The company marketed its AMILIFE EDC Fidget Spinner products with a number of health-related claims, including “ADHD Focus Anxiety Relief Toys,” “Relieving ADHD, OCD, Anxiety, Stress …” and “Great for anxiety, focusing, ADHD, autism …”
NAD requested substantiation of these and other claims that the fidget spinner products will relieve health conditions.

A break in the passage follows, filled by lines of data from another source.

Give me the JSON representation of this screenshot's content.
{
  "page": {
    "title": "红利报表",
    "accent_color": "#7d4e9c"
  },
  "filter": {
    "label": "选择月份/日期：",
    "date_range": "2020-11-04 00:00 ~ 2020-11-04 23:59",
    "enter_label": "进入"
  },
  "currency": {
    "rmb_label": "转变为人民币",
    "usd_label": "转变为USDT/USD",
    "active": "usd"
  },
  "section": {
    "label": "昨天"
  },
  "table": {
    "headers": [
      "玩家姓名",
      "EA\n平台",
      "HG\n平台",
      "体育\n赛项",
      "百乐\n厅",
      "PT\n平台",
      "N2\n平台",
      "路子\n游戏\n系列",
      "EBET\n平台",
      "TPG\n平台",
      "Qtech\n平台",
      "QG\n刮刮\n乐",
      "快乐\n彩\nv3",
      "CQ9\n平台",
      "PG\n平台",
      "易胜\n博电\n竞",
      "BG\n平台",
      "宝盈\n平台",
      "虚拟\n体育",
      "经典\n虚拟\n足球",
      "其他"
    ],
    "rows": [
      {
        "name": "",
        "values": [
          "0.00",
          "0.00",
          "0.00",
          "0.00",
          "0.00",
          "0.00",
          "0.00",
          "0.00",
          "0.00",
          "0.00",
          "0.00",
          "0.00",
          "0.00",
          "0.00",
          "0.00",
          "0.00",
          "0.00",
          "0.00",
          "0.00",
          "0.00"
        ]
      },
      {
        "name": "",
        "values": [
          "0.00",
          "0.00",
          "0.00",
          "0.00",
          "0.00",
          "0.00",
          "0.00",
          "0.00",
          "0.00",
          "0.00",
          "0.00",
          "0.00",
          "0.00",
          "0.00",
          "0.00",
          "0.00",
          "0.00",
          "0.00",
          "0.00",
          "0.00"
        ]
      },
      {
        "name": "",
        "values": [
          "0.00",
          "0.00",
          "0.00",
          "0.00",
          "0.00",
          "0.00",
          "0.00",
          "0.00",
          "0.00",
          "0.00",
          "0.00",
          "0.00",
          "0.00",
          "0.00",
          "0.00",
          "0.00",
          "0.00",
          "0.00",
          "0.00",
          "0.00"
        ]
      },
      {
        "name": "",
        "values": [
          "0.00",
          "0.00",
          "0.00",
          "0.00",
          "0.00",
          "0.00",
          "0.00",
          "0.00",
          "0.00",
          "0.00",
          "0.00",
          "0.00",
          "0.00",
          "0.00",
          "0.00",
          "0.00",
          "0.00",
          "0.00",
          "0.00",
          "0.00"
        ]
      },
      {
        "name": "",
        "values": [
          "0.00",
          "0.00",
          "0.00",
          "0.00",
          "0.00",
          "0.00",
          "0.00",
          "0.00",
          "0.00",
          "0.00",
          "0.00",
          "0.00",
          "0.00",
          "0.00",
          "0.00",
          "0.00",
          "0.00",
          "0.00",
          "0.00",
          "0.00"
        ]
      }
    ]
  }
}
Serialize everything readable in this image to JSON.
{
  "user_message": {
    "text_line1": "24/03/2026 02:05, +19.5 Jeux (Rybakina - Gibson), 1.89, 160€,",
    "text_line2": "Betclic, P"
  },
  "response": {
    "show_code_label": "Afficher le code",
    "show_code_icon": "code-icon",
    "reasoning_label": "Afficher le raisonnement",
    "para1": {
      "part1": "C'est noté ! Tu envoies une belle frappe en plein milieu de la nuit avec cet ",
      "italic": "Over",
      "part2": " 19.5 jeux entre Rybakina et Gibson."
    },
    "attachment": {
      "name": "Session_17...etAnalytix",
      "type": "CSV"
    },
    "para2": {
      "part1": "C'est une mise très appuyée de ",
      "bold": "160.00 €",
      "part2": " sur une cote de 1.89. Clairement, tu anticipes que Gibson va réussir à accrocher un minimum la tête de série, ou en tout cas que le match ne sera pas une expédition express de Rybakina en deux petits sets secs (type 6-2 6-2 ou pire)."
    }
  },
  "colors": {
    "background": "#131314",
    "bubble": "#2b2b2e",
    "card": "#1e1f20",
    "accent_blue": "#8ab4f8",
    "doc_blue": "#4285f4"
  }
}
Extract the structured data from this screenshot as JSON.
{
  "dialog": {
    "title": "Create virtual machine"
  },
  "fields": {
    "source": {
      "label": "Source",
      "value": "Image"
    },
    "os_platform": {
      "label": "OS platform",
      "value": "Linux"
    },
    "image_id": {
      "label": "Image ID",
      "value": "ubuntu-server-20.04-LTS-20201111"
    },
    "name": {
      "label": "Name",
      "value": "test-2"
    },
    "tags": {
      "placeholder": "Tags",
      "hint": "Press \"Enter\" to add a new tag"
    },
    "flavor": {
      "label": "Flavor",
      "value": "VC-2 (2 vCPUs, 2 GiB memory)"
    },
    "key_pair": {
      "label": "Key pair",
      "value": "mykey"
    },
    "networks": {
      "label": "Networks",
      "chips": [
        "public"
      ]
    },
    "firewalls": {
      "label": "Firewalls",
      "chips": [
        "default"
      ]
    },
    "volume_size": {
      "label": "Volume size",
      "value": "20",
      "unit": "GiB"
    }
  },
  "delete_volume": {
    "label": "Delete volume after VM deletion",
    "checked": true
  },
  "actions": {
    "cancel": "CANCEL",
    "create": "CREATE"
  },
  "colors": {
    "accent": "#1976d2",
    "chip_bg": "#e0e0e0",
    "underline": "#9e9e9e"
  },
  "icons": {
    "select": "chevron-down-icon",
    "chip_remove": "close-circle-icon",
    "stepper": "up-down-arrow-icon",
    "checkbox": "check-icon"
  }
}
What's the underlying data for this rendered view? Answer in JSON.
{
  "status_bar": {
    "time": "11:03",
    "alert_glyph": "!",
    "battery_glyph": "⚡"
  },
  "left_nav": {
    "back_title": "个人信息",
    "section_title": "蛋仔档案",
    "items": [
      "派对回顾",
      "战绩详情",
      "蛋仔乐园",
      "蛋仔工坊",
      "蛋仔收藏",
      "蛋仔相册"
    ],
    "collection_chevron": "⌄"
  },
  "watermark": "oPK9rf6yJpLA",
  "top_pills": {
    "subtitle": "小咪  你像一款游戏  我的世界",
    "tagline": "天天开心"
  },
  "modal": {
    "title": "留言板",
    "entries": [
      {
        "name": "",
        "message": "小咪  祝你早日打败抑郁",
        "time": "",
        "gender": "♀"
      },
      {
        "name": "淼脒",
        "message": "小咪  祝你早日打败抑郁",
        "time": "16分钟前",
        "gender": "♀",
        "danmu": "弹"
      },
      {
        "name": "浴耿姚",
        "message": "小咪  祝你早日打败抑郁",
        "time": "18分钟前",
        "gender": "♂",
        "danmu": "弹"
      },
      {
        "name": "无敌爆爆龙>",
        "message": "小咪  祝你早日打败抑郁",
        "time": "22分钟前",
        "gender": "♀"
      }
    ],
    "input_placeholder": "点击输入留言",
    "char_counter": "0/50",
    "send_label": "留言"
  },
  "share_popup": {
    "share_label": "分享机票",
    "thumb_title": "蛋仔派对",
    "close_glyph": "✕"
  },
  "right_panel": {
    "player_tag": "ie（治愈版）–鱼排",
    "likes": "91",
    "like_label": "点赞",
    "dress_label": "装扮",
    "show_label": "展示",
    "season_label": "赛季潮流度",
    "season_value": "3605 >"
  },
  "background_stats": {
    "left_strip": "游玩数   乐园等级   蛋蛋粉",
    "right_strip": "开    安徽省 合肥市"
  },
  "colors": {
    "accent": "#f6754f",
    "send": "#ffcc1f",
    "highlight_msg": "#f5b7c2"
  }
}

NAD claims that GetLitShoes.com declined to respond to several contact attempts. In late October 2017, NAD took the next step and referred the matter to the Federal Trade Commission (FTC or Commission) for review. The Commission responded on November 16, 2017 that its investigation found the website was no longer in operation. Upon finding that GetLitShoes.com was not currently advertising the product it found that no action was warranted. The FTC thanked NAD for the referral and affirmed its support of NAD and the self-regulatory process. The FTC relies on the self-regulatory process to relieve its caseload and generally takes up cases referred to it from the NAD in order to encourage advertisers to participate in voluntary NAD inquiries.
The backlash against the spinners proceeds apace, with teachers on the front lines, confiscating spinners and actually blaming them for increased classroom distraction. While some parents sing the spinners’ praises for providing stress relief and building concentration, at least one medical doctor held otherwise. Mark Rapport, M.D., director of the Children’s Learning Clinic at the University of Central Florida’s Department of Psychology, told the Daily Mail that “using a spinner-like gadget is more likely to serve as a distraction than a benefit for individuals with ADHD.”